We were "learning the language with which God created life" and with this profound new knowledge "humankind would gain immense new power to heal".
Maybe this was hyperbole, but a study published today in the journal Clinical Science does help paint a picture of what this Brave New World of personalised medicine may actually look like.
The research, carried out by Prof Somnath Mukhopadhyay, at the Brighton and Sussex Medical School and colleagues at the University of Dundee, focuses on the substantial minority of severely asthmatic children who respond poorly to the leading conventional drug treatment, Salmeterol.
The drug, is found in Seretide and Servant inhalers, acts on beta-2 receptors in the lining of the airways, but previous research has shown that as many as one-in-seven children carry a gene variant - arginine-16 - that undermines its effectiveness.

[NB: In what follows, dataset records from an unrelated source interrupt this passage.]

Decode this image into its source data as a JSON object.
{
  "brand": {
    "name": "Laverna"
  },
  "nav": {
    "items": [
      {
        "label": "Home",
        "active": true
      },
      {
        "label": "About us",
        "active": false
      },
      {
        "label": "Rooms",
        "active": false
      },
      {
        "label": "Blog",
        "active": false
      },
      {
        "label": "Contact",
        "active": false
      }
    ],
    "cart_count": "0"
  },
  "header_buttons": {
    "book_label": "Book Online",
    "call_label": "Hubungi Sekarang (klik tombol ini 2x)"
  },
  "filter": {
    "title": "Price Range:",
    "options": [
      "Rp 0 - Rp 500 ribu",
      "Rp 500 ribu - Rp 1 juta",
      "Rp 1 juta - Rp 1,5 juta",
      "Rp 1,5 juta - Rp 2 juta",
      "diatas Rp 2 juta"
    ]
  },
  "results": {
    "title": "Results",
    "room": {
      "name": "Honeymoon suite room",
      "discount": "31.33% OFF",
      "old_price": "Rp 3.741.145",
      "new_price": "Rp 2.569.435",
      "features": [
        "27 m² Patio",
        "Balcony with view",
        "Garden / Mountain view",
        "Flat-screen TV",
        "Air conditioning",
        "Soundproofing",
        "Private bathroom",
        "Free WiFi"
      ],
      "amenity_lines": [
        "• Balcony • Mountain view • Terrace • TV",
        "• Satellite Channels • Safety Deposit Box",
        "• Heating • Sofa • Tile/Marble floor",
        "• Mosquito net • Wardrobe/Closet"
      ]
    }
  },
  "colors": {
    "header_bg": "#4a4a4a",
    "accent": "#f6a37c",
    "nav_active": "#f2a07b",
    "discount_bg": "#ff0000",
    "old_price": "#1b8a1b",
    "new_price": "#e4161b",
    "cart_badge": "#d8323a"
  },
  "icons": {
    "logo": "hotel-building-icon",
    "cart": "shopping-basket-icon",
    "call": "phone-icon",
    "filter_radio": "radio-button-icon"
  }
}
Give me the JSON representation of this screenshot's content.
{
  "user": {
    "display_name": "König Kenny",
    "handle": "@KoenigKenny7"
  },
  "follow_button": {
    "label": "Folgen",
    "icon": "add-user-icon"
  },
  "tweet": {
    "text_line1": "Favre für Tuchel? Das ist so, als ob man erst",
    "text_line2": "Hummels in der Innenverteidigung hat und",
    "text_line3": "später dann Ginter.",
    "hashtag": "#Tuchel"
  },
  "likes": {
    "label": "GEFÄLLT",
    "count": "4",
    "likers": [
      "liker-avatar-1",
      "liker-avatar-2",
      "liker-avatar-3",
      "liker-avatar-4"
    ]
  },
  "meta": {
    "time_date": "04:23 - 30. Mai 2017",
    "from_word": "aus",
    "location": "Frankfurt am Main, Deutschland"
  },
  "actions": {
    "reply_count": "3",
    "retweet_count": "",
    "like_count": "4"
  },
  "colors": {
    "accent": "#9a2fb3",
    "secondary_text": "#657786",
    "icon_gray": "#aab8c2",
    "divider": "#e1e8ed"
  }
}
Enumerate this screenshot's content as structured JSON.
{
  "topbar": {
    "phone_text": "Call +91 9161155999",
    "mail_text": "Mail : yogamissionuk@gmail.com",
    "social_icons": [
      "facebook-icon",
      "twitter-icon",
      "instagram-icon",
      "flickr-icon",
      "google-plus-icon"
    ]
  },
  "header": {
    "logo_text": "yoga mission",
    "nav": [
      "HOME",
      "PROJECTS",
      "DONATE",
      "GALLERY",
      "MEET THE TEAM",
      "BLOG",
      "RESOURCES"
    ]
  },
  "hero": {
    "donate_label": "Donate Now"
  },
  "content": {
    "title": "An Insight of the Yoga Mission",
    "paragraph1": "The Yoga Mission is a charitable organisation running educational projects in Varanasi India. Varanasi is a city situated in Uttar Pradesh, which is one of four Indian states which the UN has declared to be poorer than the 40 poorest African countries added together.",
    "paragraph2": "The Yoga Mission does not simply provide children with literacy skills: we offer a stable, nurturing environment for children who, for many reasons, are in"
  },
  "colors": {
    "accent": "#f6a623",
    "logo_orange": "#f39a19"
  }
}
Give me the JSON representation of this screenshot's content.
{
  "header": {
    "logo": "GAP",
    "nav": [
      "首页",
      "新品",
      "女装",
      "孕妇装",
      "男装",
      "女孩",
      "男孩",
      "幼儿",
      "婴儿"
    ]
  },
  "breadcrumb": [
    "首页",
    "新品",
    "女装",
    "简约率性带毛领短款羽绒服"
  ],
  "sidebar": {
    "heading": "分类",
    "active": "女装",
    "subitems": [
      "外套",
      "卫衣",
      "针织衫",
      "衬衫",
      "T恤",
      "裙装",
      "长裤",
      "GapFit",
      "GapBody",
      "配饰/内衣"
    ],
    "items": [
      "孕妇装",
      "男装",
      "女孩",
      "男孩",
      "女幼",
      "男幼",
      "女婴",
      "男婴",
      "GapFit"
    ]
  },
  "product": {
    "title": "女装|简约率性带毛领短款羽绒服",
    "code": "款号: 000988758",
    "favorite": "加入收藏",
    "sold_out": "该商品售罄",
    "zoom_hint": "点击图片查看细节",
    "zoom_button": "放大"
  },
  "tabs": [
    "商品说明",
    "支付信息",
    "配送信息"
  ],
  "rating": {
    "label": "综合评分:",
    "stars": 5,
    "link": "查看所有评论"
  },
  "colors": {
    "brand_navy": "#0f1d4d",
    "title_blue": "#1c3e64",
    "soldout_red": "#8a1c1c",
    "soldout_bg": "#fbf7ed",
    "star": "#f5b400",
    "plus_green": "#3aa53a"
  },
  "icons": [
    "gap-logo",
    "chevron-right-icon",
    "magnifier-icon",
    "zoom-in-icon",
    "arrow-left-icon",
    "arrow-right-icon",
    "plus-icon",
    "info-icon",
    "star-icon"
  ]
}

"For these children," Prof Mukhopadhyay said, "the leading drug treatment simply doesn't work, and there's some evidence that their condition may even be aggravated by the use of a long term controller medicine that isn't helping".
The study showed that by substituting salmeterol for an alternative anti-inflammatory medicine, montelukast, outcomes for severely asthmatic children with the arginine-16 gene variant were substantially improved.
The children experienced increased quality of life, and attendance at school and in sports activities improved, while the number of visits to out-of-hours GPs' surgeries declined.
You can read more about the study here, but perhaps its real power comes as a demonstration of the shape of things to come.
For the price of a simple spit test - about £15 a head - existing treatments for a chronic and debilitating condition can be revised and tailored to fit a specific genetic sub-group within a population.
"For the first time, we've shown that personalised medicine can work in the field of childhood asthma," professor Mukhopadhyay says. "It's a pretty striking result."
Professor Stephen Holgate, the MRC clinical professor of Immunopharmacology at the University of Southampton, agrees.
"This is a wonderful example of stratified or personalised medicine working its way into practice. While still a small trial the results are impressive," he says.
It may not measure up to the "language with which God created life", but the better targeting of existing medicines within groups of patients may show us how the hype over personalised medicine could begin to be realised.